Lees Ardor had positioned herself at the front of the classroom and was staring at the class, her hair flowing behind her as though it were her head’s own academic gown. She stared for at least three minutes. At first I thought she was taking a silent form of attendance. But there were only fourteen people in the class — I counted — and it wouldn’t have taken her that long to figure out who was there and who wasn’t. Besides, she wasn’t really looking at us but rather at some spot on the wall at the back of the room, as if trying to bore a hole through it. Finally, still looking at the wall, she said, “Willa Cather is a cunt.”

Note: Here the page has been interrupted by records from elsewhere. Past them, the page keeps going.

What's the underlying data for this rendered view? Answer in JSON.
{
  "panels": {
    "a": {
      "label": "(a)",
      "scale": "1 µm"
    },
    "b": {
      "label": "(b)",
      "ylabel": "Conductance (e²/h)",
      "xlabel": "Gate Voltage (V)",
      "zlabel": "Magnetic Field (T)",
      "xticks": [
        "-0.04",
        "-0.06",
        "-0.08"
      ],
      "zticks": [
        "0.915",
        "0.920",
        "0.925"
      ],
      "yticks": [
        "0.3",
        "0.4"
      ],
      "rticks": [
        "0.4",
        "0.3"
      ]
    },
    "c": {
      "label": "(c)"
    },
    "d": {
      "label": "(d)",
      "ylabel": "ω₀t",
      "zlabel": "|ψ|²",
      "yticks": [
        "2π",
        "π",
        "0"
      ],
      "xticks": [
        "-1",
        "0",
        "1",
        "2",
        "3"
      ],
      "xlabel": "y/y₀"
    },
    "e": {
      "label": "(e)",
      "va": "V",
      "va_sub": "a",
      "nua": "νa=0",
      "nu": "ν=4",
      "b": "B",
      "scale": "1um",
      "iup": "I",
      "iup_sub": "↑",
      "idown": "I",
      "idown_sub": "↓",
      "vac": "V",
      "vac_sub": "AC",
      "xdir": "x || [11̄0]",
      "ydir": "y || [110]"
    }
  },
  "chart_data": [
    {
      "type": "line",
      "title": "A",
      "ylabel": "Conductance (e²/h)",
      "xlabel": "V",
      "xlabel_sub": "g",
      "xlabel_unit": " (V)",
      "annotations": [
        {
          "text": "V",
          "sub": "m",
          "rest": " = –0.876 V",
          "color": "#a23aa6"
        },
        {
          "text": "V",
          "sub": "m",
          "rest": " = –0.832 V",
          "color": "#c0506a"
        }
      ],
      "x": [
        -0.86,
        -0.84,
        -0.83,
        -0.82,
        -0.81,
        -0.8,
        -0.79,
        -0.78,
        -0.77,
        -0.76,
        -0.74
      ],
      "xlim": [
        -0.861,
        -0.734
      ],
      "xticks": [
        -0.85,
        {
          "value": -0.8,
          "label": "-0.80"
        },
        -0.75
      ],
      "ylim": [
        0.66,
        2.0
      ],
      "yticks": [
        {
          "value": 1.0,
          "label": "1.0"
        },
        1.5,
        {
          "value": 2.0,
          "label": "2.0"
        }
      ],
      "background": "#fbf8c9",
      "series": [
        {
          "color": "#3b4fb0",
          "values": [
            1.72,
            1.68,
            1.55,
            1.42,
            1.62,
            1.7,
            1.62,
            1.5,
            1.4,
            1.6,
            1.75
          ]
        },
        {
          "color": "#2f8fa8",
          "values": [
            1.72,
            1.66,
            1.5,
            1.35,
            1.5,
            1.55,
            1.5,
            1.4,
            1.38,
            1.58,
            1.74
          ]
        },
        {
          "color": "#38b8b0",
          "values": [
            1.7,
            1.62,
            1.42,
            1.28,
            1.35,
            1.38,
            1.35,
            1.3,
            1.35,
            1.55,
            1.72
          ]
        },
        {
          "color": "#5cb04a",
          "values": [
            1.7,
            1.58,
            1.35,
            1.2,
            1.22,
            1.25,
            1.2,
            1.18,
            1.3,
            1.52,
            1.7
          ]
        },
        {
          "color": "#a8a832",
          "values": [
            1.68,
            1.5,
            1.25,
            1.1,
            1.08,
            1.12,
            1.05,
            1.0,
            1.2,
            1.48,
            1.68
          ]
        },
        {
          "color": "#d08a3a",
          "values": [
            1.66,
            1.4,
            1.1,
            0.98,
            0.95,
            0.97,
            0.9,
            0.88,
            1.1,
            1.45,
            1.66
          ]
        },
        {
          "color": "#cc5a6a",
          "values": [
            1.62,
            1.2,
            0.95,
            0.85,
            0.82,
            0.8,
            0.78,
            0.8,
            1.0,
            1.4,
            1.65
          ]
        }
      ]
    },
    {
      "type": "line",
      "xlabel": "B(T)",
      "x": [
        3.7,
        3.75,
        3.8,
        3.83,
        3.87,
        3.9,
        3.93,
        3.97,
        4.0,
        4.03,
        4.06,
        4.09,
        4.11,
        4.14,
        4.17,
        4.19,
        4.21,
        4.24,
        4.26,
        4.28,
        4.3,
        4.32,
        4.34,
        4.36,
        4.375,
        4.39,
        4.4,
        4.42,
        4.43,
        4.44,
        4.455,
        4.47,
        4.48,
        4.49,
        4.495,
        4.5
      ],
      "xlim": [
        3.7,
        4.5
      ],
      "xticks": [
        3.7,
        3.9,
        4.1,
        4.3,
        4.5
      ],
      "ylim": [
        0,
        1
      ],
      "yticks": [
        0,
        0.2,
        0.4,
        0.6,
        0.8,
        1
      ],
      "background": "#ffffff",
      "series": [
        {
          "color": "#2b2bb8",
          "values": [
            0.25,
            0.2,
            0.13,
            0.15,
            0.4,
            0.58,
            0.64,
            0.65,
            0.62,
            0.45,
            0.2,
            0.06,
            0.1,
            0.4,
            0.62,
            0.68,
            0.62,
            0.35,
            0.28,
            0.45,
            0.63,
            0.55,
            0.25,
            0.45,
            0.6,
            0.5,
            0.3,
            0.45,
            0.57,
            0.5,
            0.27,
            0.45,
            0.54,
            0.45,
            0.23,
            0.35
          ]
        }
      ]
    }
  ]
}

“Whoa,” I said, apparently out loud, since several of the real students turned and looked at me before assuming their previous face-forward positions. They seemed unimpressed, bored even, by Lees Ardor’s pronouncement, but it threw me, that most forbidden of forbidden words, even though I’d read Wesley Mincher’s letter and should have been expecting it or something like it. I turned to the Chairman Mao kook and whispered, “Did she really say” — and here I paused, not daring to say that word myself, the most off-limits of all the off-limits terms for the female pudendum — “that
word
?”

“Yes,” she said. There was a strong, wet sibilance to the word, which made me suspect that she had a tongue ring, in addition to her many other piercings. She would have been in high demand as a model for
Face and Metal
, assuming there was such a magazine.